The way blogs work, the most recent article goes on top, so you might see this first, but perhaps you should read “On beer festival season” first.
If that didn’t scare you a little when thinking about beer festivals, this will. Donovan Hall of Spirit World describes his effort to get into the Long Island Beer Festival:
When we get to the Huntington Hilton, we can hear the roar of conversation. The convivial banter of hundreds of people in an outdoor space drinking beer. Through the windows I can see wall to wall people inside, jam packed like commuters on a bus at rush hour. My wife and I head toward the door and a bald guy in a blue sport coat steps up making a sawing motion with his hands like some quarter back had just made an incomplete pass. “If you’re going to the beer festival, there’s no more tickets,” he says.

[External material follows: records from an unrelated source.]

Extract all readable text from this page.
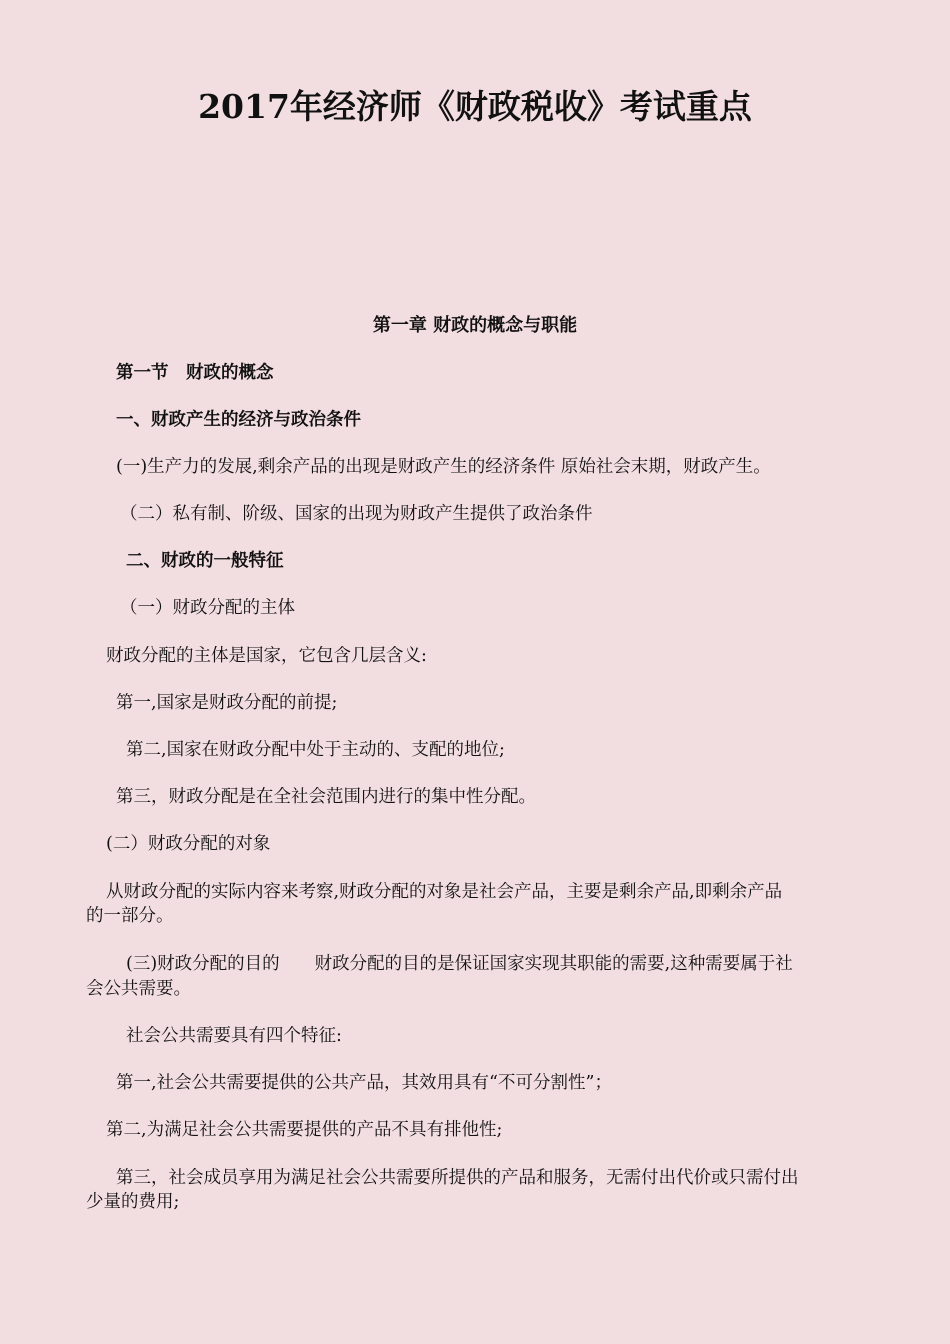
2017年经济师《财政税收》考试重点
第一章 财政的概念与职能

第一节　财政的概念

一、财政产生的经济与政治条件

(一)生产力的发展,剩余产品的出现是财政产生的经济条件 原始社会末期，财政产生。

（二）私有制、阶级、国家的出现为财政产生提供了政治条件

二、财政的一般特征

（一）财政分配的主体

财政分配的主体是国家，它包含几层含义:

第一,国家是财政分配的前提;

第二,国家在财政分配中处于主动的、支配的地位;

第三，财政分配是在全社会范围内进行的集中性分配。

(二）财政分配的对象

从财政分配的实际内容来考察,财政分配的对象是社会产品，主要是剩余产品,即剩余产品

的一部分。

(三)财政分配的目的　　财政分配的目的是保证国家实现其职能的需要,这种需要属于社

会公共需要。

社会公共需要具有四个特征:

第一,社会公共需要提供的公共产品，其效用具有“不可分割性”；

第二,为满足社会公共需要提供的产品不具有排他性;

第三，社会成员享用为满足社会公共需要所提供的产品和服务，无需付出代价或只需付出

少量的费用;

“But I have tickets,” I say. And I hold up my two tickets to prove it.
“Doesn’t matter,” he says. “They aren’t letting anybody else in. There’s too many people inside already.”
“But I paid $90 for these tickets,” I say.

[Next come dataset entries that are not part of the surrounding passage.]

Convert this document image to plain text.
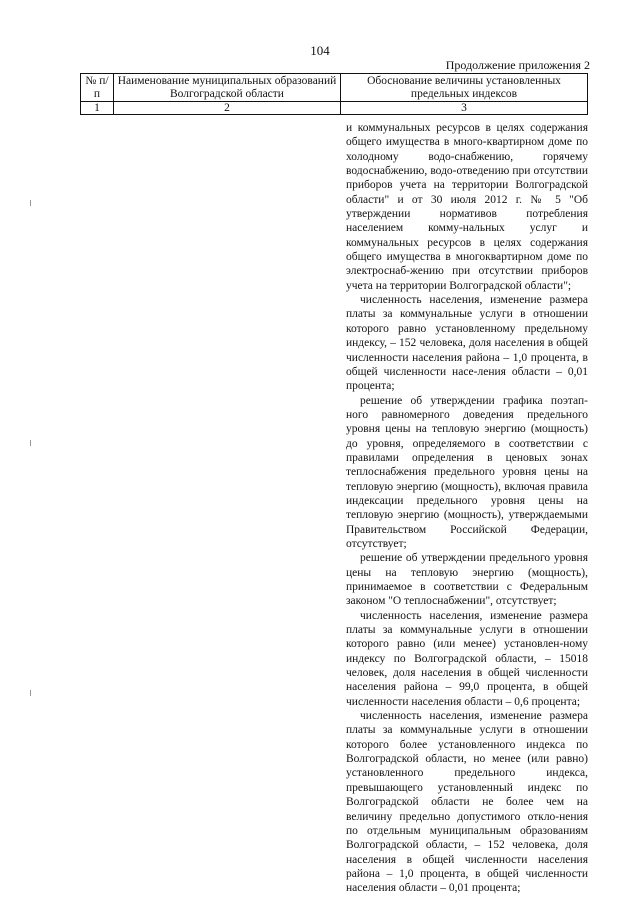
104
Продолжение приложения 2
№ п/п	Наименование муниципальных образований Волгоградской области	Обоснование величины установленных предельных индексов
1	2	3

и коммунальных ресурсов в целях содержания общего имущества в много-квартирном доме по холодному водо-снабжению, горячему водоснабжению, водо-отведению при отсутствии приборов учета на территории Волгоградской области" и от 30 июля 2012 г. № 5 "Об утверждении нормативов потребления населением комму-нальных услуг и коммунальных ресурсов в целях содержания общего имущества в многоквартирном доме по электроснаб-жению при отсутствии приборов учета на территории Волгоградской области";

численность населения, изменение размера платы за коммунальные услуги в отношении которого равно установленному предельному индексу, – 152 человека, доля населения в общей численности населения района – 1,0 процента, в общей численности насе-ления области – 0,01 процента;

решение об утверждении графика поэтап-ного равномерного доведения предельного уровня цены на тепловую энергию (мощность) до уровня, определяемого в соответствии с правилами определения в ценовых зонах теплоснабжения предельного уровня цены на тепловую энергию (мощность), включая правила индексации предельного уровня цены на тепловую энергию (мощность), утверждаемыми Правительством Российской Федерации, отсутствует;

решение об утверждении предельного уровня цены на тепловую энергию (мощность), принимаемое в соответствии с Федеральным законом "О теплоснабжении", отсутствует;

численность населения, изменение размера платы за коммунальные услуги в отношении которого равно (или менее) установлен-ному индексу по Волгоградской области, – 15018 человек, доля населения в общей численности населения района – 99,0 процента, в общей численности населения области – 0,6 процента;

численность населения, изменение размера платы за коммунальные услуги в отношении которого более установленного индекса по Волгоградской области, но менее (или равно) установленного предельного индекса, превышающего установленный индекс по Волгоградской области не более чем на величину предельно допустимого откло-нения по отдельным муниципальным образованиям Волгоградской области, – 152 человека, доля населения в общей численности населения района – 1,0 процента, в общей численности населения области – 0,01 процента;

“Too bad,” he says. “Nobody else can go in.”
Hall didn’t get in. He didn’t get a refund. That doesn’t mean he won’t, but don’t you think these promoters would have realized more than 1,000 people were likely to show up?
Too bad it was a beer fest, but this has nothing to do about beer. It’s about the promoters either failing to know the hall space or printing more than that number of tickets. It could happen to any show or event. Some folks guard well against failure and then get sucker punched by success.

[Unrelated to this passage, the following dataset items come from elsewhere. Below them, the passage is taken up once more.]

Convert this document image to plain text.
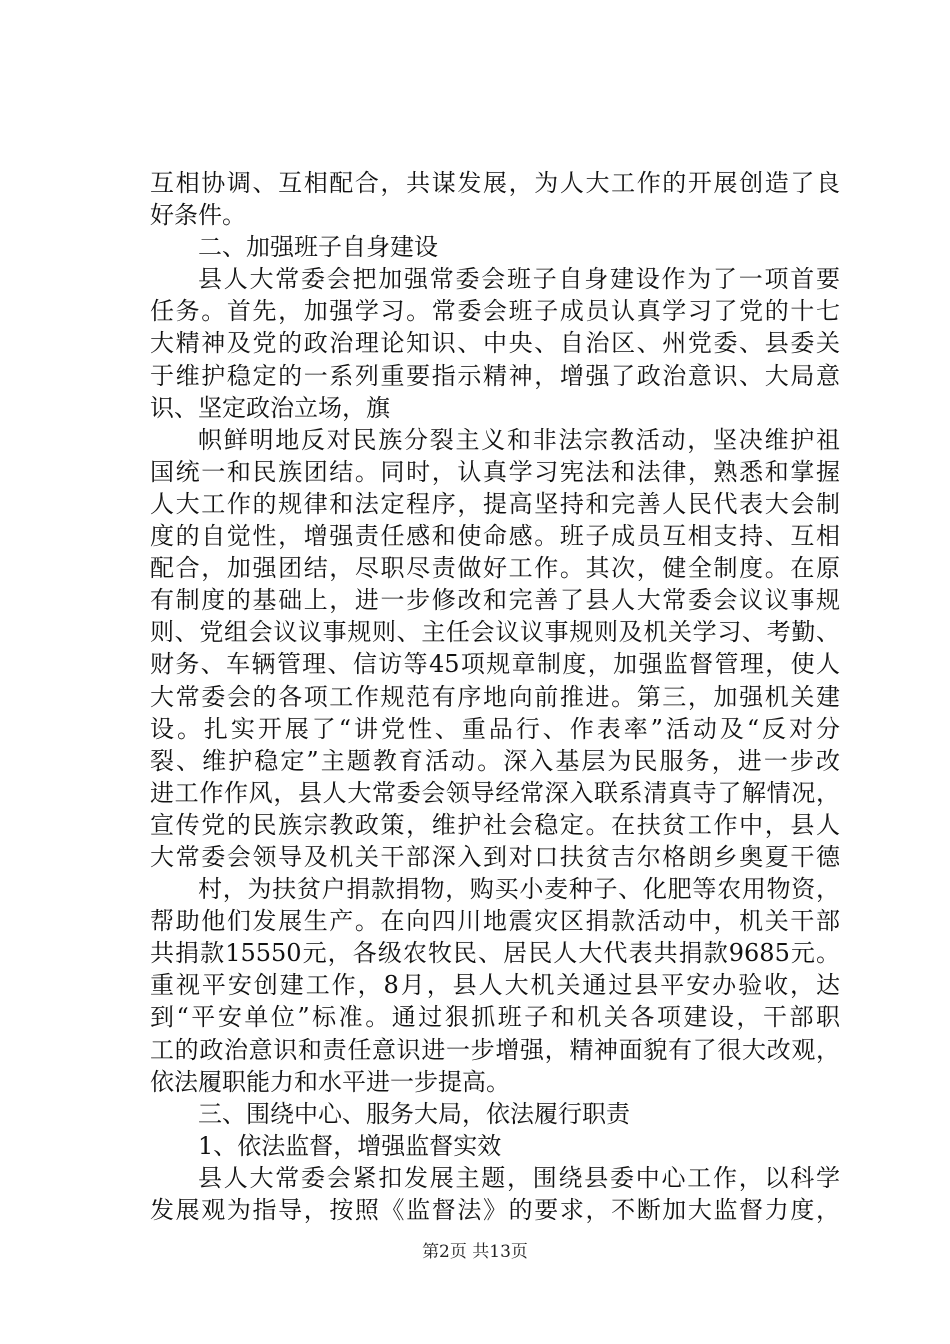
互相协调、互相配合，共谋发展，为人大工作的开展创造了良
好条件。
二、加强班子自身建设
县人大常委会把加强常委会班子自身建设作为了一项首要
任务。首先，加强学习。常委会班子成员认真学习了党的十七
大精神及党的政治理论知识、中央、自治区、州党委、县委关
于维护稳定的一系列重要指示精神，增强了政治意识、大局意
识、坚定政治立场，旗
帜鲜明地反对民族分裂主义和非法宗教活动，坚决维护祖
国统一和民族团结。同时，认真学习宪法和法律，熟悉和掌握
人大工作的规律和法定程序，提高坚持和完善人民代表大会制
度的自觉性，增强责任感和使命感。班子成员互相支持、互相
配合，加强团结，尽职尽责做好工作。其次，健全制度。在原
有制度的基础上，进一步修改和完善了县人大常委会议议事规
则、党组会议议事规则、主任会议议事规则及机关学习、考勤、
财务、车辆管理、信访等45项规章制度，加强监督管理，使人
大常委会的各项工作规范有序地向前推进。第三，加强机关建
设。扎实开展了“讲党性、重品行、作表率”活动及“反对分
裂、维护稳定”主题教育活动。深入基层为民服务，进一步改
进工作作风，县人大常委会领导经常深入联系清真寺了解情况，
宣传党的民族宗教政策，维护社会稳定。在扶贫工作中，县人
大常委会领导及机关干部深入到对口扶贫吉尔格朗乡奥夏干德
村，为扶贫户捐款捐物，购买小麦种子、化肥等农用物资，
帮助他们发展生产。在向四川地震灾区捐款活动中，机关干部
共捐款15550元，各级农牧民、居民人大代表共捐款9685元。
重视平安创建工作，8月，县人大机关通过县平安办验收，达
到“平安单位”标准。通过狠抓班子和机关各项建设，干部职
工的政治意识和责任意识进一步增强，精神面貌有了很大改观，
依法履职能力和水平进一步提高。
三、围绕中心、服务大局，依法履行职责
1、依法监督，增强监督实效
县人大常委会紧扣发展主题，围绕县委中心工作，以科学
发展观为指导，按照《监督法》的要求，不断加大监督力度，
第2页 共13页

In this case I think it was inexperience on the part of the organizer. It appears that cash sales at the door was the unknown in the organizer’s equation. Since there was only one line to get in, it was first come first served even if you had bought a ticket two months previous. If the organizer does this again, I assume that they will engage a larger venue and have two entrance lines, prepaid and cash at the door. At least that is some of the advice I would give.